According to health statistics, more than 100 people will die across Ontario during the next few weeks while our uncaring provincial government stalls and plays politics on a decision to permit or reject proposed supervised injection sites.
One eye always on the upcoming Oct. 22 municipal election, regional councillors voted this week to defer public consultations on the subject until the provincial Tory government makes up its mind. Statistics indicate that, during the delay, at least seven Waterloo Region residents will die because of opioid overdoses.
Locally, the insipid motion to freeze action on four possible local sites until at least early fall was moved by outgoing regional chairman Ken Seiling and unanimously supported by regional councillors who made some token bleating about the delay and resulting fatalities.
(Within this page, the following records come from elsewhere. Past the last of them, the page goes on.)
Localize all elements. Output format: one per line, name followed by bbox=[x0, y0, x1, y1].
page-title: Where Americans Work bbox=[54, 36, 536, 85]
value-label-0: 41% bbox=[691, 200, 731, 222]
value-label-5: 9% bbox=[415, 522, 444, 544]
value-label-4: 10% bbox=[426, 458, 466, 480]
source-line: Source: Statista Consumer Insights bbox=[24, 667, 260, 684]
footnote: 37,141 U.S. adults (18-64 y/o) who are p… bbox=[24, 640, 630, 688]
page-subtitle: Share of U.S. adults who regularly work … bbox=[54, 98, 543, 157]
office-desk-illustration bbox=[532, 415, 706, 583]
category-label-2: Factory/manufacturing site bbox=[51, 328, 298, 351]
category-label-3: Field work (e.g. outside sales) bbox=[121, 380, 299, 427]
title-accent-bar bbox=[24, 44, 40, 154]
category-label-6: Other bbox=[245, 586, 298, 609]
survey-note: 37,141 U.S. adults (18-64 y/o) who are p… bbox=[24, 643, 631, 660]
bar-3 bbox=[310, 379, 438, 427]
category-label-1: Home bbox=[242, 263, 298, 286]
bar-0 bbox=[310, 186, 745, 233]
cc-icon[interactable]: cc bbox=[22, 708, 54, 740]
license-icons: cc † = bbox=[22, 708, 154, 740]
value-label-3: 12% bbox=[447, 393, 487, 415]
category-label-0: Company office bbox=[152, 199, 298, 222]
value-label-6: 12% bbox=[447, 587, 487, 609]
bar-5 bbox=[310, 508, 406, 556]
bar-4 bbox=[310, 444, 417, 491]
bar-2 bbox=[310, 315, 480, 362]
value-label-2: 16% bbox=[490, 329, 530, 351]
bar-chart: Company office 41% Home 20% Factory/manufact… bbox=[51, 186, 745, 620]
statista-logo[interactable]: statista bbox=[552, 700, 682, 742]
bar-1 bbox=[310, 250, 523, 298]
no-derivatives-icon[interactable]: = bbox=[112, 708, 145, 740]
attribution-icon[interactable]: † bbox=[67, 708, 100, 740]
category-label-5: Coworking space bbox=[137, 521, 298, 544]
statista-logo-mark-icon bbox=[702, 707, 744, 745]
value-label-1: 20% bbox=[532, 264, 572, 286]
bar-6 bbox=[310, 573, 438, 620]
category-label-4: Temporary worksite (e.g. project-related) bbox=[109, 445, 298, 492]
In Kitchener, the two proposed local sites are in Coun. Sarah Marsh’s ward at 115 Water St. N. and behind city hall at 150 Duke St. W. A new potential site in my downtown ward at 33 Kent Ave was announced but then withdrawn because of a “mis-communication” (read screw-up) between the property owner and regional staff.
In Cambridge, despite council’s bylaw buffoonery, sites are proposed in Galt at 149 Ainslie St. N. and 150 Main St.
As previously stated, I would support any of the sites as a proven way to help address the increasing and deadly problem.
Meanwhile, I don’t criticize regional councillors for swallowing the fact that our reactionary, shallow Premier Doug Ford sees “buck-a-beer” far more important than the injection sites he’s “dead set” against.
However, I believe council members should continue and conclude an essential public consultation process in hopes Ford’s advisors and cabinet members might exhibit a tiny grain of empathy and compassion toward those experiencing such tragic opioid-addiction consequences.
Locally, I hope the troublesome issue gets further debate and attention on voter doorsteps and at future all-candidate meetings for regional-council representatives.